Mais pourquoi tout coûte bonbon dans les magazines?
En tant que filles, on craque mensuellement - voire plus souvent pour les vraies accros - pour une pause magazines féminins dans notre bain, dans notre lit, dans le métro ou devant la télé. Et là, le temps de feuilleter quelques pages de papier glacé (et le temps de voir les épaules de notre Chouchou se lever), on se prend à rêver...
Et à rêver seulement! Car si on devait céder aux sirènes de la mode telle que décrite dans bon nombre de magazines pour filles (attention, qu'on adore et qu'on continuera à zieuter émerveillées), on serait fauchées avant même d'avoir été payées.
Le goût du beau, pas le goût du luxeIl est vrai qu'on aime le beau, il est vrai que ces hebdomadaires ou mensuels féminins mettent le doigt sur ce qui nous parle, nous charme, nous donne envie. Mais à quel prix? Certes, on ne serait pas contre un petit cachemire Zadig et Voltaire à 347 euros, la semelle rouge des Louboutin à 679 euros, le dernier or blanc et diamants de Dinh Van à 2550 euros et une petite bougie parfumée de chez Colette à 68 euros, ainsi que quelques soins visage, massages et autres délicatesses quotidiens, certes.
Sauf que notre homme (celui avec qui on a un compte commun, vous voyez?), notre banque (celle qui nous taxe d'intérêts prohibitifs quand on est à découvert), notre conscience (celle avec qui on doit s'arranger quand on a tout dépensé et plus un rond pour l'anniv du papounet), eux, ne sont pas très d'accord avec nos goûts de luxe et nos rêves de princesse.
La terre appelle la luneMais ce n'est pas notre faute, à nous, si ces jolies pages lisses qui glissent sous nos doigts fébriles regorgent d'idées fabuleuses pour vivre plus belle, plus chic, plus branchée, plus, plus, plus... Nous avons le goût du beau, et alors? Le beau est souvent cher, apparemment, et on en peut rien. Notre salaire de 1600 euros nets par mois n'en peut rien non plus, nous glisse Chouchou en passant. Et c'est qu'il a raison, le fourbe!
Mais on ne peut s'empêcher, tout de même, au moment de refermer ledit magazine, d'avoir le coeur un peu serré. On a revu, pendant une heure, de quoi devrait se composer notre dressing (enfin nous, c'est une penderie et une commode, qu'on a à la maison), où devraient se dérouler nos soirées mondaines (mais on ira quand même faire la soirée tartiflette piquette de Julie et Seb, demain), de quels échantillons de tissu et de design notre trois pièces devrait être aménagé (sauf que notre investissement mobilier envisagé à plus long terme reste un lit Ikea). Alors oui, on le sait, notre imagination débordante devra se rendre à l'évidence jusqu'à l'achat du prochain magazine, ces accessoires et ce shopping-là, il n'est pas à notre portée.

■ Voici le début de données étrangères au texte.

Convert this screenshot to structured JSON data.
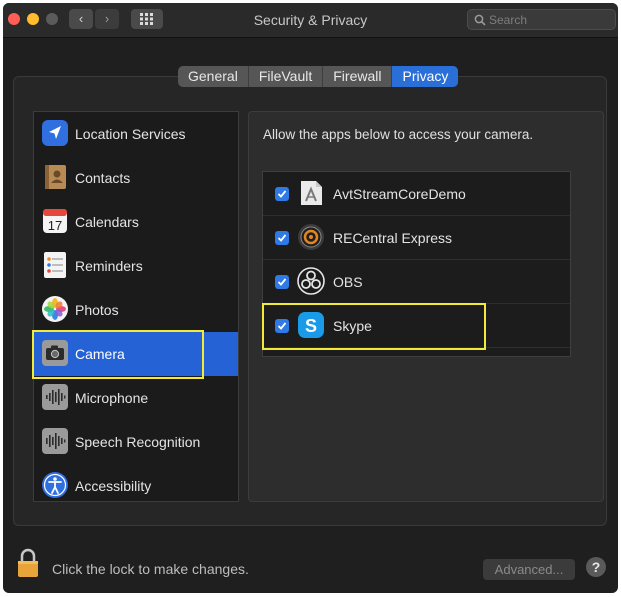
{
  "window": {
    "title": "Security & Privacy"
  },
  "toolbar": {
    "back_glyph": "‹",
    "forward_glyph": "›",
    "search_placeholder": "Search"
  },
  "tabs": [
    {
      "label": "General",
      "active": false
    },
    {
      "label": "FileVault",
      "active": false
    },
    {
      "label": "Firewall",
      "active": false
    },
    {
      "label": "Privacy",
      "active": true
    }
  ],
  "sidebar": {
    "items": [
      {
        "label": "Location Services",
        "icon": "location-arrow-icon"
      },
      {
        "label": "Contacts",
        "icon": "contacts-book-icon"
      },
      {
        "label": "Calendars",
        "icon": "calendar-icon",
        "icon_text": "17"
      },
      {
        "label": "Reminders",
        "icon": "reminders-list-icon"
      },
      {
        "label": "Photos",
        "icon": "photos-flower-icon"
      },
      {
        "label": "Camera",
        "icon": "camera-icon",
        "selected": true
      },
      {
        "label": "Microphone",
        "icon": "microphone-waveform-icon"
      },
      {
        "label": "Speech Recognition",
        "icon": "speech-waveform-icon"
      },
      {
        "label": "Accessibility",
        "icon": "accessibility-person-icon"
      }
    ]
  },
  "main": {
    "instruction": "Allow the apps below to access your camera.",
    "apps": [
      {
        "name": "AvtStreamCoreDemo",
        "checked": true,
        "icon": "avtstream-app-icon"
      },
      {
        "name": "RECentral Express",
        "checked": true,
        "icon": "recentral-app-icon"
      },
      {
        "name": "OBS",
        "checked": true,
        "icon": "obs-app-icon"
      },
      {
        "name": "Skype",
        "checked": true,
        "icon": "skype-app-icon"
      }
    ]
  },
  "footer": {
    "lock_text": "Click the lock to make changes.",
    "advanced_label": "Advanced...",
    "help_label": "?"
  },
  "colors": {
    "accent": "#2462d6",
    "checkbox": "#2f7ae5",
    "highlight": "#f2ea3a",
    "close": "#ff5f57",
    "minimize": "#febc2e"
  }
}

C'est moi qui ne sais pas gérer mon budget?Alors se pose une question toute naturelle: est-ce la norme pour les autres (et quelles autres alors?) de faire de Fauchon son épicier, du spa minute sa pause déjeuner, et de Kate Moss un modèle pour s'habiller? Les rédactrices des magazines peuvent-elles, elles, se permettre tout ça, à l'instar de toutes les filles qui travaillent et gagnent comme nous, un salaire pas misérable mais qui n'a rien du jackpot mensuel, non plus? On en doute. Et les magazines regorgent aussi de plus en plus de bons plans pour faire des économies, de conseils pour se faire un bon cv, de sujets très terre à terre comme des problèmes d'argent dans le couple. Des pages qui collent bien plus à notre réalité...
Alors non, le magazine féminin n'est pas là pour vous faire miroiter un monde et un train de vie que vous ne toucherez jamais. Mais simplement pour nous apporter un peu de rêve, pour nous montrer ce qui existe et nous faire déconnecter, et surtout pour nous donner un maximum d'idées. Si mon trench tant convoité coûte la modique somme de 400 euros, on parie combien que je vais trouver son sosie pour le deuxième du prix? Et puis que serait la vie sans envie un peu démesurée?
Pas dépenser, mais s'inspirerVoilà Chouchou, je ne lis pas ces "âneries" avec en tête de tout acheter, ni pour être aigrie et frustrée. Voir tout ce qu'on fait encore de beau en ce bas monde m'émerveille, et ça ne mange pas de pain. Il y a celles qui veulent à tout prix s'identifier, et celles qui, comme moi, veulent juste s'inspirer. Et garder simplement notre vie, c'est promis, mais en plus joli.